Now, a Texas A&M University System team’s work is launching the next steps toward the discovery of new antifungal medications.

Drug-resistant fungal species affect at least 3.6 million people annually in the United States alone, with a direct medical cost of $3 billion. Fungal infections can progress to severe illness or death, and the window for effective treatment is short. Hospital patients with suppressed immune systems are particularly vulnerable to these pathogens.

However, fungal cells share many similarities with human cells, so treatments effective against fungi can have undesired toxic effects on human cells. Newly developed drugs must efficiently limit fungal survivability without causing additional complications in patients.

Therefore, identifying both the right targets in fungi and the small molecule inhibitors that restrain those target activities with exquisite sensitivity are necessary first steps in antifungal drug discovery.

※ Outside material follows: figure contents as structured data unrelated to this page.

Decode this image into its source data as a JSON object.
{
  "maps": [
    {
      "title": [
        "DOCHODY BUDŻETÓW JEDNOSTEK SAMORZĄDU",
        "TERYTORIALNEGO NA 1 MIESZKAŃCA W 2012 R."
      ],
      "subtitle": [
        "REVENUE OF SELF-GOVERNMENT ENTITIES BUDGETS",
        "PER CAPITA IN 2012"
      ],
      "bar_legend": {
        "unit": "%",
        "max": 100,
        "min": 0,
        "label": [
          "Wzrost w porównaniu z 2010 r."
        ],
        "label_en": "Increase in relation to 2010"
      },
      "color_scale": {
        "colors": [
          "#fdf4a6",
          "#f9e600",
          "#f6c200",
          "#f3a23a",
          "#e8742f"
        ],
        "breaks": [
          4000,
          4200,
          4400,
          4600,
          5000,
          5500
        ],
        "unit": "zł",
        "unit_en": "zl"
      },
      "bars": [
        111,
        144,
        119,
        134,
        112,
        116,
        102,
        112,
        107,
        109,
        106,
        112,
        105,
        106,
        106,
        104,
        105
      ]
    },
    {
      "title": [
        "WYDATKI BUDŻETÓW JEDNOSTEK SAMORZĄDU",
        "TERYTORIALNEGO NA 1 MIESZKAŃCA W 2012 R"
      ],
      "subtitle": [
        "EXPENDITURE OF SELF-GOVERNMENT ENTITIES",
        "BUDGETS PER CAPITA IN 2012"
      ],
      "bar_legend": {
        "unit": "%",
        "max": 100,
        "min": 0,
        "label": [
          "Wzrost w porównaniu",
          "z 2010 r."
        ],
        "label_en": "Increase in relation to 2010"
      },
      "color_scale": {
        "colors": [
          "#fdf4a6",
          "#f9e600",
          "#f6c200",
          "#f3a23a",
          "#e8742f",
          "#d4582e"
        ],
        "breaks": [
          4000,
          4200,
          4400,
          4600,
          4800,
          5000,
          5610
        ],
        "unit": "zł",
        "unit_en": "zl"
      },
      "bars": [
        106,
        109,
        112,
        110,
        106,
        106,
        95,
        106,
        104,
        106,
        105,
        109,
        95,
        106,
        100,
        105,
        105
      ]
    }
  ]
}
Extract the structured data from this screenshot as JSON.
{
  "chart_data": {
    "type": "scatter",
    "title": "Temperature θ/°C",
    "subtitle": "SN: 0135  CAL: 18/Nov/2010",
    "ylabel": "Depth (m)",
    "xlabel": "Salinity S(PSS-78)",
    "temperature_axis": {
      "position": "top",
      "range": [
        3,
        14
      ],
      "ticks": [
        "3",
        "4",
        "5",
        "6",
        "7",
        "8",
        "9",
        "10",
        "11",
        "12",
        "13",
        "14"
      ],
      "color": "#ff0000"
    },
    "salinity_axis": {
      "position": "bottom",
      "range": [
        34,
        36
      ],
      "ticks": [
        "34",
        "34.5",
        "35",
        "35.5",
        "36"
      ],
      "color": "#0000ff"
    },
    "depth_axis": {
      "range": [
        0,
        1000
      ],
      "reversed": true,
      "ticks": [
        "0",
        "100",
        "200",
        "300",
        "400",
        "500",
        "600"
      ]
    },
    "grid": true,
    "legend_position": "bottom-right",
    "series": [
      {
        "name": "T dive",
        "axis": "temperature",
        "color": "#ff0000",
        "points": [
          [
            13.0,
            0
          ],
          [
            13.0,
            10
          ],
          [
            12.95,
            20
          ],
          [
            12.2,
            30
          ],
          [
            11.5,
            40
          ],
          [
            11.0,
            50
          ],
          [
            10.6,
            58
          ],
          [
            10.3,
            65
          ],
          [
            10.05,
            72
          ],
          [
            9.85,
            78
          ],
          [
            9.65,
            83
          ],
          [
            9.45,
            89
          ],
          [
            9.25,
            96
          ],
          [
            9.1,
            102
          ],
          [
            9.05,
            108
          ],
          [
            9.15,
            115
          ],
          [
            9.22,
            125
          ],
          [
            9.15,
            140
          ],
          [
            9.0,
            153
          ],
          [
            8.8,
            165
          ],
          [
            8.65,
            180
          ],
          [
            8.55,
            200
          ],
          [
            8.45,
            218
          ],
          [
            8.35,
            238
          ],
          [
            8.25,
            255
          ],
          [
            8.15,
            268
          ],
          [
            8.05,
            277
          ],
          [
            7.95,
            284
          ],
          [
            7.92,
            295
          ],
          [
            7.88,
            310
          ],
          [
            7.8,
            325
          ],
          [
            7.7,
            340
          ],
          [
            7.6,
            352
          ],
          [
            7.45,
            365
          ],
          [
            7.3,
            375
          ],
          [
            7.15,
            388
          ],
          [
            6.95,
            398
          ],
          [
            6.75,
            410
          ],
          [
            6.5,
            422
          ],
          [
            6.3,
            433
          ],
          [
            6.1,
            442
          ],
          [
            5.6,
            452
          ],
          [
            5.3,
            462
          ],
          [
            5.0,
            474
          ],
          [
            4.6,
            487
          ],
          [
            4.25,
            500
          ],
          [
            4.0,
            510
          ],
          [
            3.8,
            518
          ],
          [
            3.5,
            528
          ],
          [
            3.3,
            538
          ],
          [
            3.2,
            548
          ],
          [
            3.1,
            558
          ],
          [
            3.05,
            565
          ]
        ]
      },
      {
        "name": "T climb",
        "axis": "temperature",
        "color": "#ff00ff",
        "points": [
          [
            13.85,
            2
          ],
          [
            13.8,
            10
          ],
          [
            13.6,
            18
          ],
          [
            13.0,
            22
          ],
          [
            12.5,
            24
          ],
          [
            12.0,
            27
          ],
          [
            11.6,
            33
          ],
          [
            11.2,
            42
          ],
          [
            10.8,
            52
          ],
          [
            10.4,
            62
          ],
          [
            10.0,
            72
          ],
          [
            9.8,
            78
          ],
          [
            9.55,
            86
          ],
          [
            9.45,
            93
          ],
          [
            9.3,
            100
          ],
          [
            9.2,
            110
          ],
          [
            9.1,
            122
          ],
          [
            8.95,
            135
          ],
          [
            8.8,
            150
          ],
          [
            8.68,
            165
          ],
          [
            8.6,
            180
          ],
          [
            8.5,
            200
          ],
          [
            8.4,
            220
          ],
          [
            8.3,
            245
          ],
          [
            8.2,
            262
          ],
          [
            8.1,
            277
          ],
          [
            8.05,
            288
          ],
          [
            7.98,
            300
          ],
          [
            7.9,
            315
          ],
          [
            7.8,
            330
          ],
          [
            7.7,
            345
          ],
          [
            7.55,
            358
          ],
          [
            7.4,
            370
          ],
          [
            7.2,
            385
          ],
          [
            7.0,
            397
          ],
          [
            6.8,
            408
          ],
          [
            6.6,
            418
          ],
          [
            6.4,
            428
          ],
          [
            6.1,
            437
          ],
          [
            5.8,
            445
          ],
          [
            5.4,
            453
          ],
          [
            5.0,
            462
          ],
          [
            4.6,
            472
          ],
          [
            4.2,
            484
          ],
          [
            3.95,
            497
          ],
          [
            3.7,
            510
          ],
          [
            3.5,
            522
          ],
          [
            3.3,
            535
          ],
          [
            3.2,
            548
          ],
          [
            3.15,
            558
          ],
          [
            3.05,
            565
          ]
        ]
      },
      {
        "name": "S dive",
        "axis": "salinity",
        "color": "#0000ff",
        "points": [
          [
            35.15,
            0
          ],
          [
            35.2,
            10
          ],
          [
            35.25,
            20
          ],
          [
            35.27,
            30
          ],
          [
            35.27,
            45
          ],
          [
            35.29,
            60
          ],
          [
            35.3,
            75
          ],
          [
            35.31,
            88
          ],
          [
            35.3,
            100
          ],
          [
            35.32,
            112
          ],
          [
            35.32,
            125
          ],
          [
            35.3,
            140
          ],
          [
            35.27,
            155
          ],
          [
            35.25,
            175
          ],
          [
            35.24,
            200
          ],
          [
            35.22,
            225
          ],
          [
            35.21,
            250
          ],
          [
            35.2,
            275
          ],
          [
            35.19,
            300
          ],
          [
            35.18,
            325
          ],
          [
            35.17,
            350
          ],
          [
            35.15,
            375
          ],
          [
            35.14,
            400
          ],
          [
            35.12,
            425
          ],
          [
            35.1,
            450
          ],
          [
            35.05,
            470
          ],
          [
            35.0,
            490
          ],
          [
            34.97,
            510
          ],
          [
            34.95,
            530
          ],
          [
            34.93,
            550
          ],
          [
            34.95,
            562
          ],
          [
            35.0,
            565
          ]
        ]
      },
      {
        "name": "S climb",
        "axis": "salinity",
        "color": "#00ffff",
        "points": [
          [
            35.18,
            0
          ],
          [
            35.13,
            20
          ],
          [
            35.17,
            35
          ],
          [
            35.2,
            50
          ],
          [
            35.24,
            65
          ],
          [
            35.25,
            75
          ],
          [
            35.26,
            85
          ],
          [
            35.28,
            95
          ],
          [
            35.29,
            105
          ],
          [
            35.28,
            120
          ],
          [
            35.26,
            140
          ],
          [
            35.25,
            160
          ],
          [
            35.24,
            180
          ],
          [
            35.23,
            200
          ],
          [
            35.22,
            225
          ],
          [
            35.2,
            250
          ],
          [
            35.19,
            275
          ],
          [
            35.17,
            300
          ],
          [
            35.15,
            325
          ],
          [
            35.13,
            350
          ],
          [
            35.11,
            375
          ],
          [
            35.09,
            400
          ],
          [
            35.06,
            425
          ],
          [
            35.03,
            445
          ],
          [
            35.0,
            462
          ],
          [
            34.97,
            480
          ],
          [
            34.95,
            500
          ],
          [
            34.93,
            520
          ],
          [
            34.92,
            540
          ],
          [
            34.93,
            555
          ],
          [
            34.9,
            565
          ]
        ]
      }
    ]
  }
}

Both these first steps were achieved in a study recently published in the Journal of Biological Chemistry. The study’s senior authors are Tatyana Igumenova, associate professor in the Department of Biochemistry and Biophysics at the Texas A&M College of Agriculture and Life Sciences, and Vytas Bankaitis, the E.L. Wehner-Welch Chair in the Department of Cell Biology and Genetics at the Texas A&M University School of Medicine. Xiao-Ru Chen, the lead author of the work, is a graduate student in the Department of Biochemistry and Biophysics.

Specifically, the research team uncovered how diverse small molecules inhibit an essential regulator of a fungal signaling molecule called Sec14.

Sec14 is a protein that executes membrane trafficking functions that fungal cells need to grow and form biofilms. It is also essential for fungal survival and disease development in pathogenic fungi.

Grants from the National Institutes of Health and the Robert A. Welch Foundation helped fund the research.